I ndications of deteriorating working conditions for Japanese workers are coming to light at workplaces across the nation as the result of a practice that has become a social issue: More and more manufacturing companies are bringing in contract workers (ukeoi) to have them work like temporary workers (haken) — as if dispatched from staffing agencies — but without haken benefits.

For laymen, the legal difference between these two types of workers is a bit hard to understand. But the practice not only is illegal and responsible for low wages — usually about half or less of regular-employee wages — but also leads to worker instability. Companies should quit the habit, and the labor standards inspection offices should crack down on violators.

In normal contract work, contractors provide their own equipment and have their workers produce products for which customer companies have placed orders. But these days some contractors just send their workforce to the factories or offices of customer manufacturing companies, which instruct and supervise the workers as if they were their own employees — using them to manufacture products or perform services. Since these workers are technically employed by contractors, customer companies should give them the same rights and privileges as workers dispatched from agencies. But they do not.

One reason for this is to reduce wages, but there are other reasons. If workers remain in the ukeoi status, customer companies need not take responsibility for their safety because such responsibility legally rests with the contractors. Customer companies also can use ukeoi workers for as many months or years as they want. All the contractors have to do is send ukeoi replacements to the workplaces as the customer companies need them.

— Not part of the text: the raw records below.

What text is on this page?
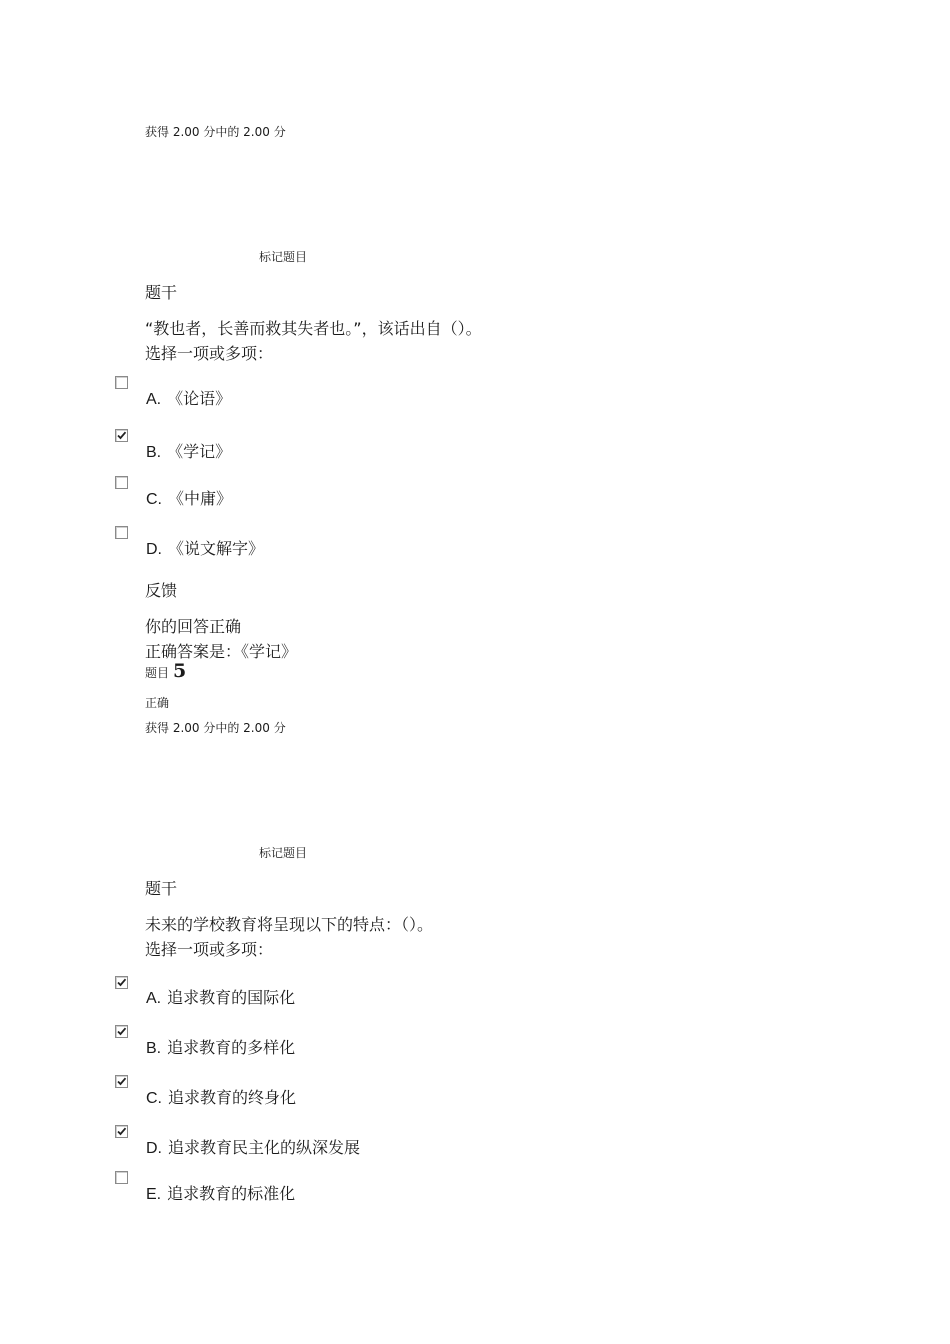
获得 2.00 分中的 2.00 分
标记题目
题干
“教也者，长善而救其失者也。”，该话出自（）。
选择一项或多项：
A. 《论语》
B. 《学记》
C. 《中庸》
D. 《说文解字》
反馈
你的回答正确
正确答案是：《学记》
题目 5
正确
获得 2.00 分中的 2.00 分
标记题目
题干
未来的学校教育将呈现以下的特点：（）。
选择一项或多项：
A. 追求教育的国际化
B. 追求教育的多样化
C. 追求教育的终身化
D. 追求教育民主化的纵深发展
E. 追求教育的标准化
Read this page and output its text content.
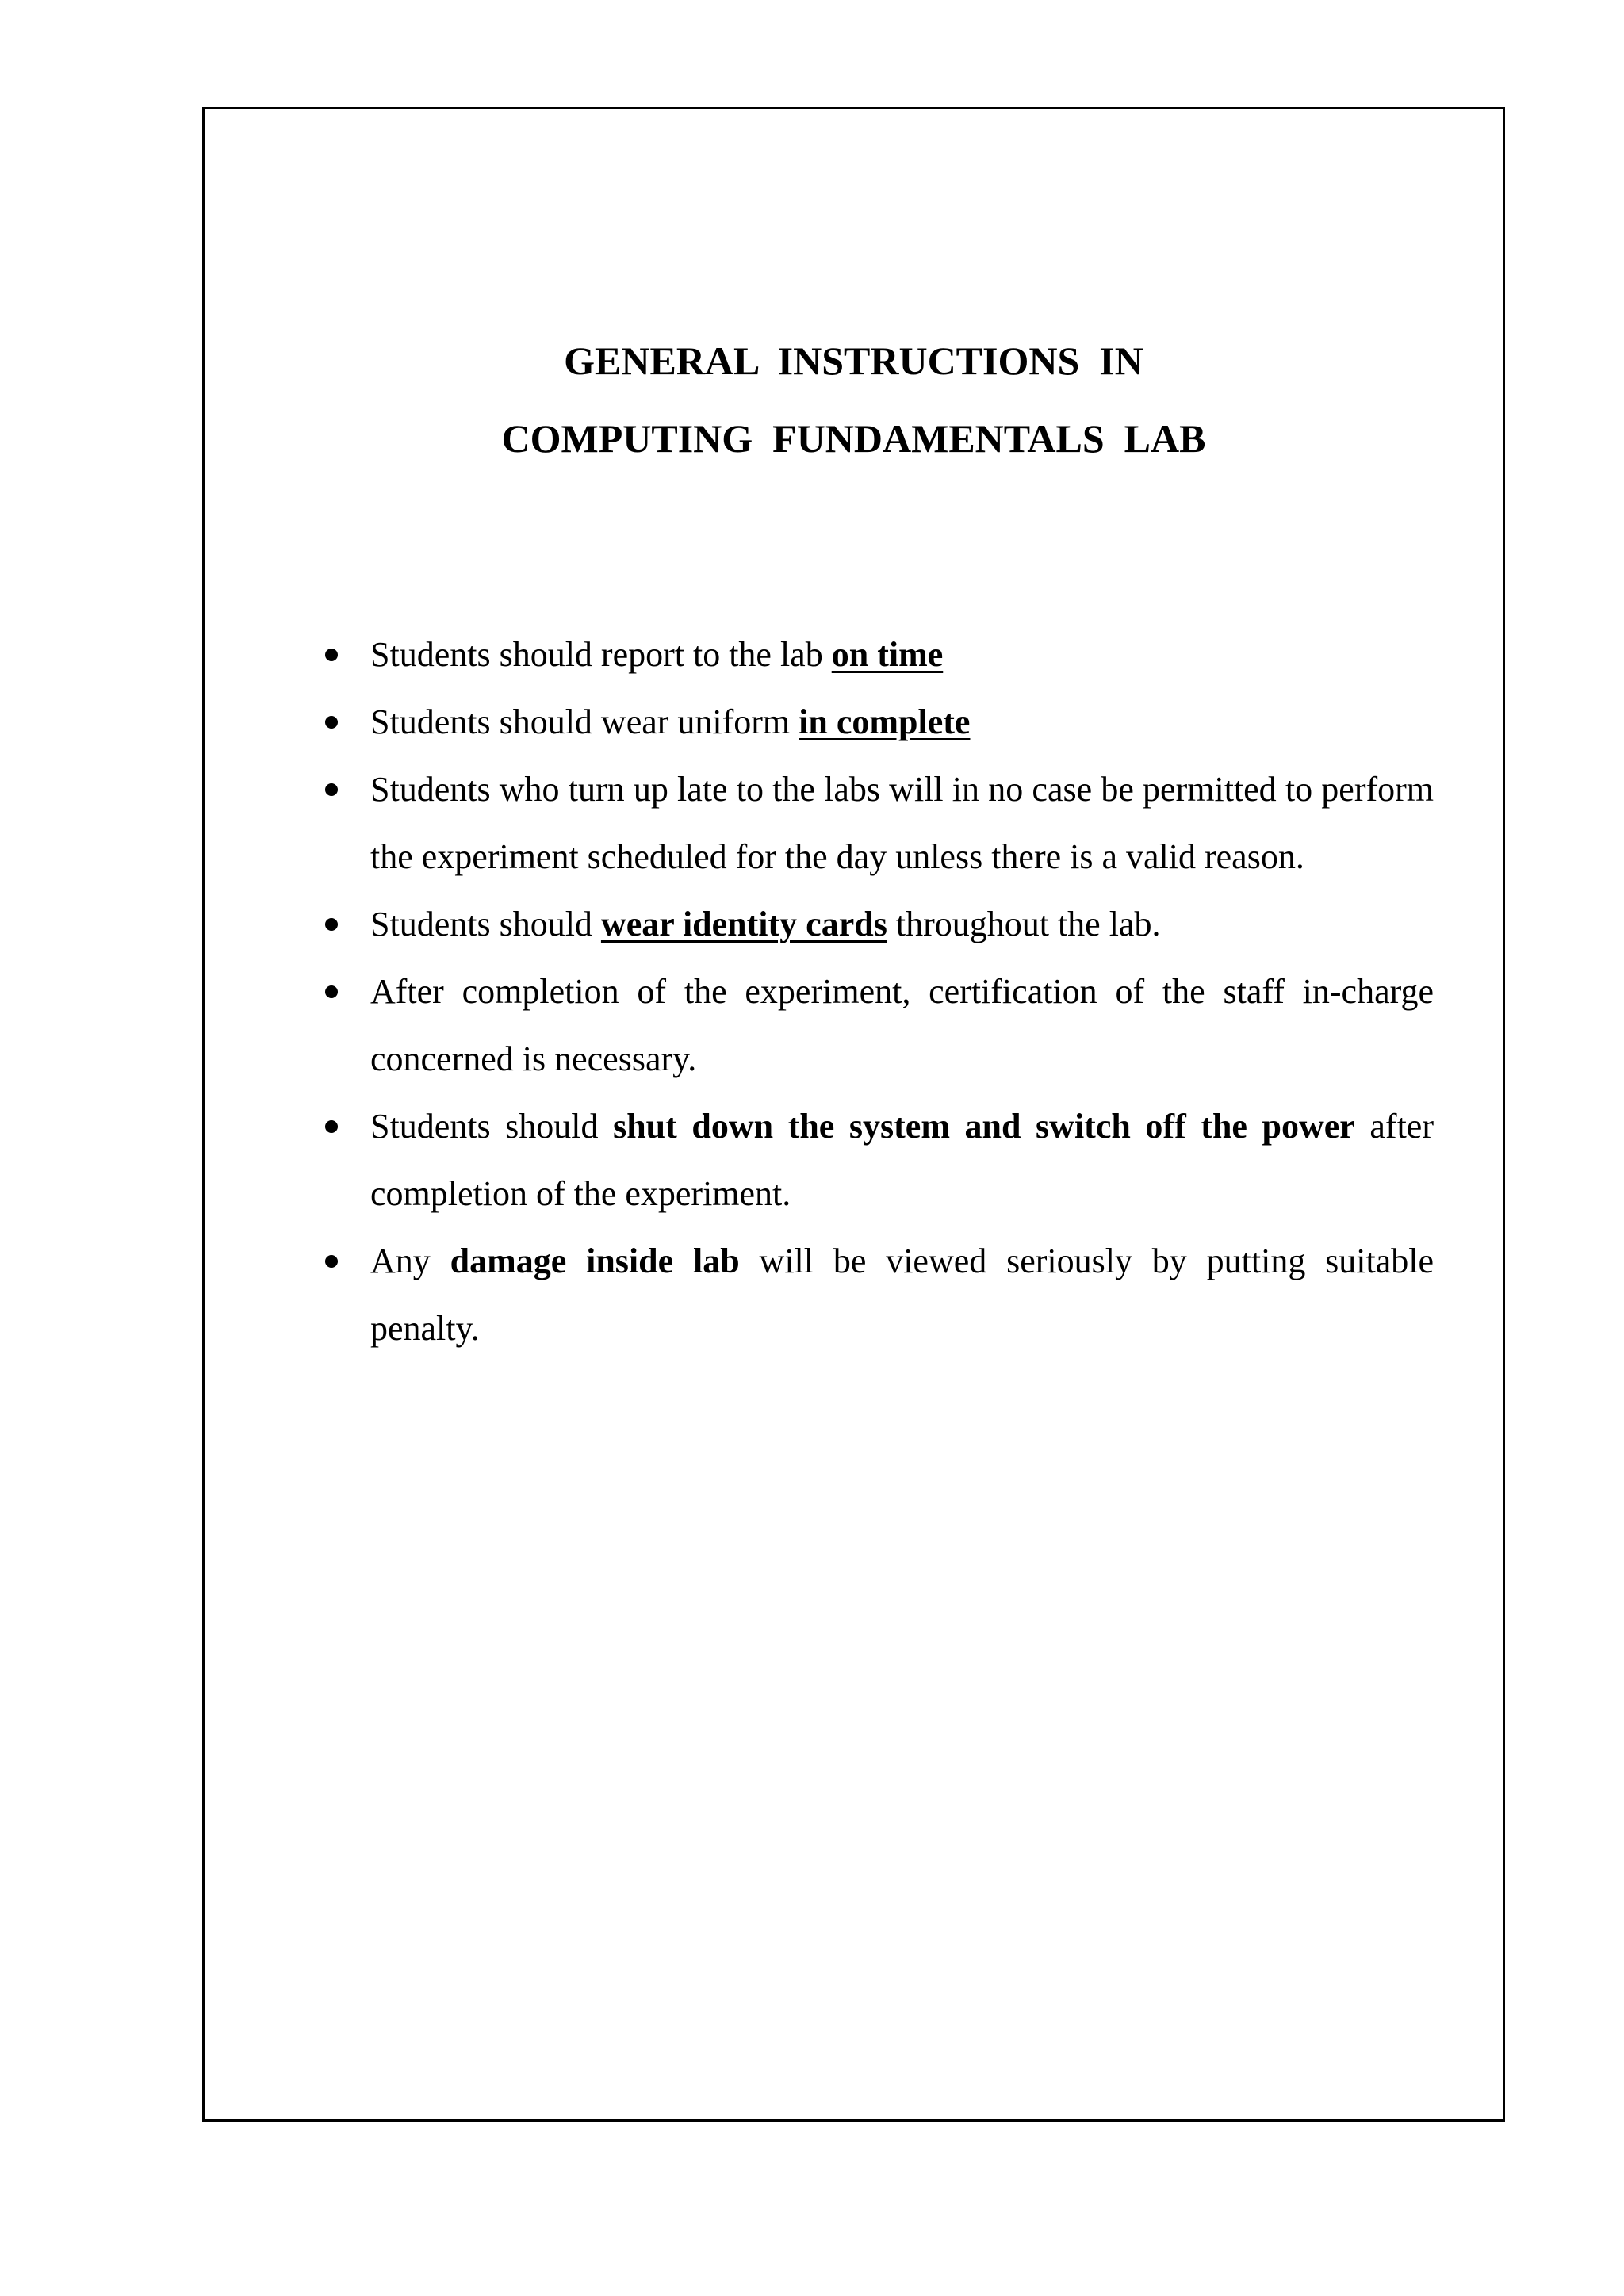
GENERAL  INSTRUCTIONS  IN
COMPUTING  FUNDAMENTALS  LAB
Students should report to the lab on time
Students should wear uniform in complete
Students who turn up late to the labs will in no case be permitted to perform the experiment scheduled for the day unless there is a valid reason.
Students should wear identity cards throughout the lab.
After completion of the experiment, certification of the staff in-charge concerned is necessary.
Students should shut down the system and switch off the power after completion of the experiment.
Any damage inside lab will be viewed seriously by putting suitable penalty.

The advantage of using ukeoi workers from the viewpoint of customer companies becomes clear when the regulations concerning haken workers are taken into account. Under the law, if haken workers are on the job for more than a year at manufacturing companies, the companies are obligated to “make efforts” to directly employ them. If they work for more than three years, the manufacturing companies must offer direct employment to them.

In addition, companies that use haken workers are responsible for abiding by regulations aimed at protecting workers. As long as workers remain in the ukeoi status, manufacturing firms do not have to directly employ them and are not bound by the worker-protection rules. As far as the law is concerned, contractors are the employers of ukeoi workers and responsible for their working conditions. This can have tragic consequences.

Since ukeoi workers may do virtually the same jobs as haken workers, some ukeoi workers assume that, like haken workers, they will have the opportunity to become regular employees in the future. But the agreement between contractors and customer companies stipulates that the workers are ukeoi. So, even if they work for more than three years for a manufacturing company, the company has no legal duty to directly employ them.

The decisive event that has led to this miserable situation was the revision of the law for dispatched workers, which went into effect in March 2004. It allowed manufacturers to use haken workers. As a result, many manufacturers have chosen to bring in ukeoi workers in name while treating them as if they were haken workers.

According to the Health, Labor and Welfare Ministry, the number of contractors and customer companies that have been told by regional labor bureaus to change their practices related to ukeoi workers jumped from 248 in fiscal 2003 to 639 in fiscal 2004 and to 974 in fiscal 2005. Cases also have surfaced in which regional offices of the Land, Infrastructure and Transport Ministry used ukeoi workers like haken workers.

Many ukeoi workers who are used like haken workers are in their 20s and 30s. Their hourly wage is about 1,000 yen. They are a symbol of the poor labor environment in general, in which “nonregulars” now make up some 30 percent of the nation’s workforce. According to National Tax Administration Agency statistics, the number of salaried workers whose annual income is less than 3 million yen increased from 15.07 million in 2000 to 16.92 million in 2005. This problem won’t be solved unless efforts are made to increase the number of regular workers.